Georges (Daniel Auteuil), his wife Anne (Juliette Binoche) and their son Pierrot (Lester Makedonsky) live happy and are well provided for. They are upper middle-class French liberals who have a house decorated almost entirely with books, and dinner parties with lots of wine and witty French intellectual friends. Georges remarks at one point to his mother that things are well. Even if there are no highs, there are no lows either. The family begins to receive a series of anonymous video tapes dropped off at their front doorstep. On the tapes are images of their house. Nothing is happening (the opening shot of the film) but it is creepy to have someone filming you. They go to the police, but the police won’t do anything until something actually happens. When a video of Georges’ old family home shows up, things get even creepier. First, because the voyeur seems to know something of Georges past and second, because the tape is wrapped in a sheet of paper with a crayon drawing of a face with a smear of red. Georges begins havnig unsettling and violent dreams of himself as a boy witnessing another boy cutting the head off of a chicken. Anne begins to get on edge, not just from the video terrorism, but also because Georges seems to be unwilling to talk with her on the subject. The strain on their formerly bump-less marriage is palpable.

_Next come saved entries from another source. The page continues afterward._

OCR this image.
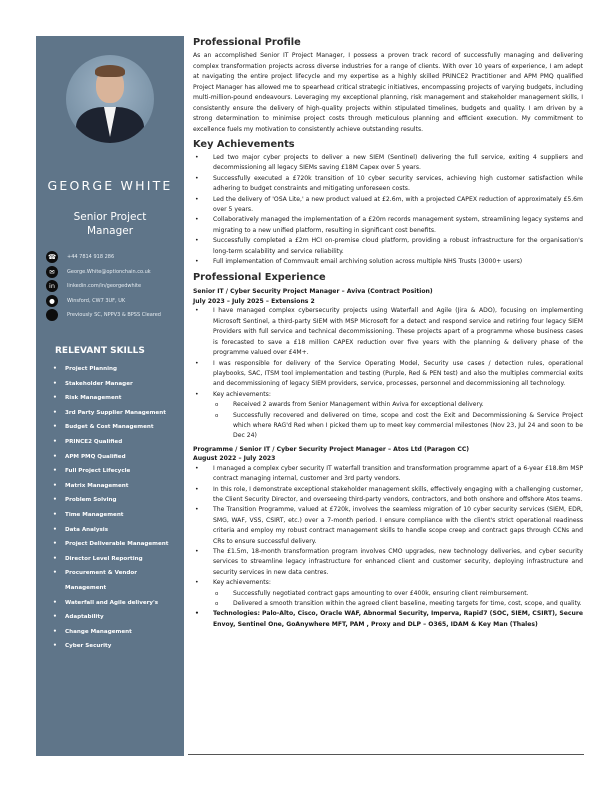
GEORGE WHITE
Senior Project
Manager
☎	+44 7814 918 286
✉	George.White@optionchain.co.uk
in	linkedin.com/in/georgedwhite
●	Winsford, CW7 3UF, UK
Previously SC, NPPV3 & BPSS Cleared
RELEVANT SKILLS
• Project Planning
• Stakeholder Manager
• Risk Management
• 3rd Party Supplier Management
• Budget & Cost Management
• PRINCE2 Qualified
• APM PMQ Qualified
• Full Project Lifecycle
• Matrix Management
• Problem Solving
• Time Management
• Data Analysis
• Project Deliverable Management
• Director Level Reporting
• Procurement & Vendor Management
• Waterfall and Agile delivery's
• Adaptability
• Change Management
• Cyber Security
Professional Profile

As an accomplished Senior IT Project Manager, I possess a proven track record of successfully managing and delivering complex transformation projects across diverse industries for a range of clients. With over 10 years of experience, I am adept at navigating the entire project lifecycle and my expertise as a highly skilled PRINCE2 Practitioner and APM PMQ qualified Project Manager has allowed me to spearhead critical strategic initiatives, encompassing projects of varying budgets, including multi-million-pound endeavours. Leveraging my exceptional planning, risk management and stakeholder management skills, I consistently ensure the delivery of high-quality projects within stipulated timelines, budgets and quality. I am driven by a strong determination to minimise project costs through meticulous planning and efficient execution. My commitment to excellence fuels my motivation to consistently achieve outstanding results.

Key Achievements
• Led two major cyber projects to deliver a new SIEM (Sentinel) delivering the full service, exiting 4 suppliers and decommissioning all legacy SIEMs saving £18M Capex over 5 years.
• Successfully executed a £720k transition of 10 cyber security services, achieving high customer satisfaction while adhering to budget constraints and mitigating unforeseen costs.
• Led the delivery of 'OSA Lite,' a new product valued at £2.6m, with a projected CAPEX reduction of approximately £5.6m over 5 years.
• Collaboratively managed the implementation of a £20m records management system, streamlining legacy systems and migrating to a new unified platform, resulting in significant cost benefits.
• Successfully completed a £2m HCI on-premise cloud platform, providing a robust infrastructure for the organisation's long-term scalability and service reliability.
• Full implementation of Commvault email archiving solution across multiple NHS Trusts (3000+ users)
Professional Experience
Senior IT / Cyber Security Project Manager – Aviva (Contract Position)
July 2023 – July 2025 – Extensions 2
• I have managed complex cybersecurity projects using Waterfall and Agile (Jira & ADO), focusing on implementing Microsoft Sentinel, a third-party SIEM with MSP Microsoft for a detect and respond service and retiring four legacy SIEM Providers with full service and technical decommissioning. These projects apart of a programme whose business cases is forecasted to save a £18 million CAPEX reduction over five years with the planning & delivery phase of the programme valued over £4M+.
• I was responsible for delivery of the Service Operating Model, Security use cases / detection rules, operational playbooks, SAC, ITSM tool implementation and testing (Purple, Red & PEN test) and also the multiples commercial exits and decommissioning of legacy SIEM providers, service, processes, personnel and decommissioning all technology.
• Key achievements:
o Received 2 awards from Senior Management within Aviva for exceptional delivery.
o Successfully recovered and delivered on time, scope and cost the Exit and Decommissioning & Service Project which where RAG'd Red when I picked them up to meet key commercial milestones (Nov 23, Jul 24 and soon to be Dec 24)
Programme / Senior IT / Cyber Security Project Manager – Atos Ltd (Paragon CC)
August 2022 – July 2023
• I managed a complex cyber security IT waterfall transition and transformation programme apart of a 6-year £18.8m MSP contract managing internal, customer and 3rd party vendors.
• In this role, I demonstrate exceptional stakeholder management skills, effectively engaging with a challenging customer, the Client Security Director, and overseeing third-party vendors, contractors, and both onshore and offshore Atos teams.
• The Transition Programme, valued at £720k, involves the seamless migration of 10 cyber security services (SIEM, EDR, SMG, WAF, VSS, CSIRT, etc.) over a 7-month period. I ensure compliance with the client's strict operational readiness criteria and employ my robust contract management skills to handle scope creep and contract gaps through CCNs and CRs to ensure successful delivery.
• The £1.5m, 18-month transformation program involves CMO upgrades, new technology deliveries, and cyber security services to streamline legacy infrastructure for enhanced client and customer security, deploying infrastructure and security services in new data centres.
• Key achievements:
o Successfully negotiated contract gaps amounting to over £400k, ensuring client reimbursement.
o Delivered a smooth transition within the agreed client baseline, meeting targets for time, cost, scope, and quality.
• Technologies: Palo-Alto, Cisco, Oracle WAF, Abnormal Security, Imperva, Rapid7 (SOC, SIEM, CSIRT), Secure Envoy, Sentinel One, GoAnywhere MFT, PAM , Proxy and DLP – O365, IDAM & Key Man (Thales)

Over the course of its two-hour runtime, Caché, using Haneke’s effective minimalist narrative approach, deals with issues of responsibility, trust, honesty, guilt, blame, terrorism and racism. All of these are shown as personal, but the subtext swims in these issues in the collective cultural sense. It is a savage attack on the archetypical French liberal bourgeois. The film brings a form of terror right to the doorstep in a scene, where Georges and Anne cannot find their son one evening. While their panic rises, on a TV in the background between them, there is news footage of some sort of vague middle-eastern violence with people and children covered in blood. The strain of terror on normal people is transformative and ugly. That most of the impending fear in the film is delivered through means of mass communication, the video and television medium specifically, is a fascinating subject. And Haneke gives it a thorough look, even as we watch from a distant vantage point. A point which is underscored by the final extended shot of the film.

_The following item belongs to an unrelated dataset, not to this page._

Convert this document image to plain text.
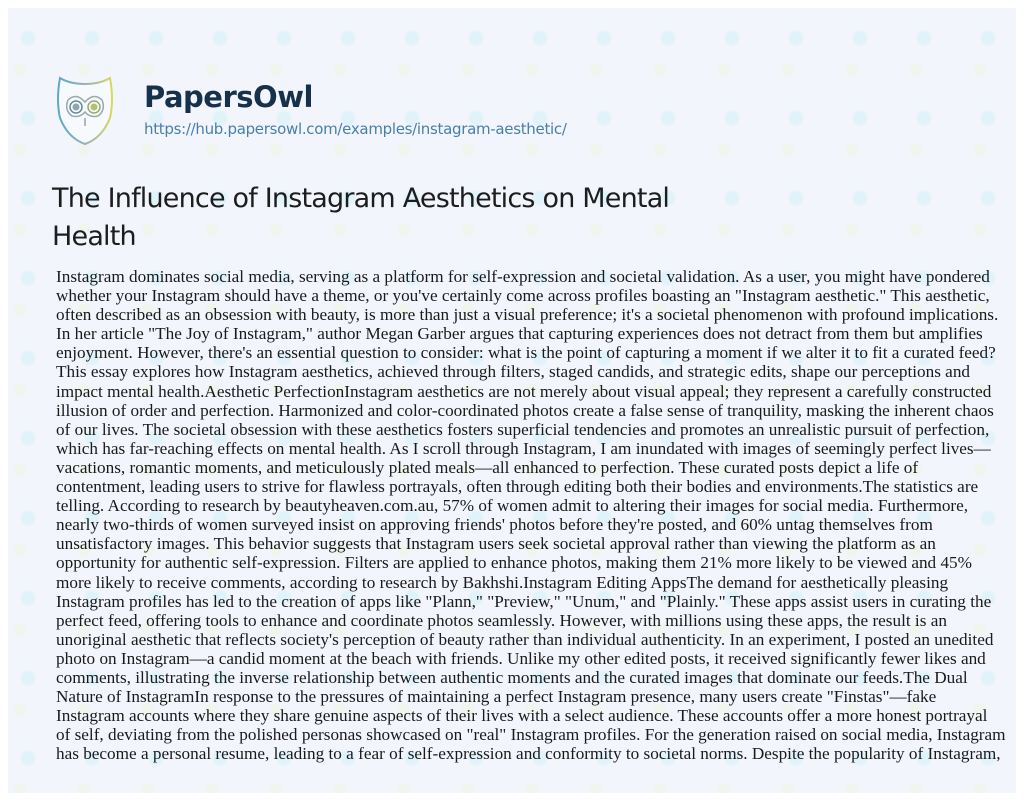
PapersOwl
https://hub.papersowl.com/examples/instagram-aesthetic/
The Influence of Instagram Aesthetics on Mental Health

Instagram dominates social media, serving as a platform for self-expression and societal validation. As a user, you might have pondered whether your Instagram should have a theme, or you've certainly come across profiles boasting an "Instagram aesthetic." This aesthetic, often described as an obsession with beauty, is more than just a visual preference; it's a societal phenomenon with profound implications. In her article "The Joy of Instagram," author Megan Garber argues that capturing experiences does not detract from them but amplifies enjoyment. However, there's an essential question to consider: what is the point of capturing a moment if we alter it to fit a curated feed? This essay explores how Instagram aesthetics, achieved through filters, staged candids, and strategic edits, shape our perceptions and impact mental health.Aesthetic PerfectionInstagram aesthetics are not merely about visual appeal; they represent a carefully constructed illusion of order and perfection. Harmonized and color-coordinated photos create a false sense of tranquility, masking the inherent chaos of our lives. The societal obsession with these aesthetics fosters superficial tendencies and promotes an unrealistic pursuit of perfection, which has far-reaching effects on mental health. As I scroll through Instagram, I am inundated with images of seemingly perfect lives—vacations, romantic moments, and meticulously plated meals—all enhanced to perfection. These curated posts depict a life of contentment, leading users to strive for flawless portrayals, often through editing both their bodies and environments.The statistics are telling. According to research by beautyheaven.com.au, 57% of women admit to altering their images for social media. Furthermore, nearly two-thirds of women surveyed insist on approving friends' photos before they're posted, and 60% untag themselves from unsatisfactory images. This behavior suggests that Instagram users seek societal approval rather than viewing the platform as an opportunity for authentic self-expression. Filters are applied to enhance photos, making them 21% more likely to be viewed and 45% more likely to receive comments, according to research by Bakhshi.Instagram Editing AppsThe demand for aesthetically pleasing Instagram profiles has led to the creation of apps like "Plann," "Preview," "Unum," and "Plainly." These apps assist users in curating the perfect feed, offering tools to enhance and coordinate photos seamlessly. However, with millions using these apps, the result is an unoriginal aesthetic that reflects society's perception of beauty rather than individual authenticity. In an experiment, I posted an unedited photo on Instagram—a candid moment at the beach with friends. Unlike my other edited posts, it received significantly fewer likes and comments, illustrating the inverse relationship between authentic moments and the curated images that dominate our feeds.The Dual Nature of InstagramIn response to the pressures of maintaining a perfect Instagram presence, many users create "Finstas"—fake Instagram accounts where they share genuine aspects of their lives with a select audience. These accounts offer a more honest portrayal of self, deviating from the polished personas showcased on "real" Instagram profiles. For the generation raised on social media, Instagram has become a personal resume, leading to a fear of self-expression and conformity to societal norms. Despite the popularity of Instagram,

Caché succeeds brilliantly because it manages to keep you on the edge in perpetual apprehension and dread, watching normal folks go about their mundane daily lives with an aura of fear layered over everything. The 9/11 allusions here are impossible to miss, this may just be the best 9-11 film since the Spike Lee’s The 25th Hour. Casual and vindictive acts commited in the past, for whatever reason (or even lack-thereof) come home to roost on Georges, not unlike events with America and the middle east. Make no mistake though, this isn’t some first year college diatribe on the global political climate.

Haneke is equally interested in the characters in this film, particularly Georges transformation of disconnected, aloof liberal to vindictive and harsh conservative. It is a complex transformation and to get into it would involve a lot of spoilers, so suffice it to say, there is a brilliant performance from Daniel Auteuil. Juliette Binoche is relegated to very much a supporting role, but she brings a lot to the table as a woman consumed with fear and feeling any bonds of marriage being stripped away from lack of communication.

There is violence in Caché (one act caused several members in the audience to shriek in horror) and it is, abrupt and chilling, not unlike an act of modern terrorism.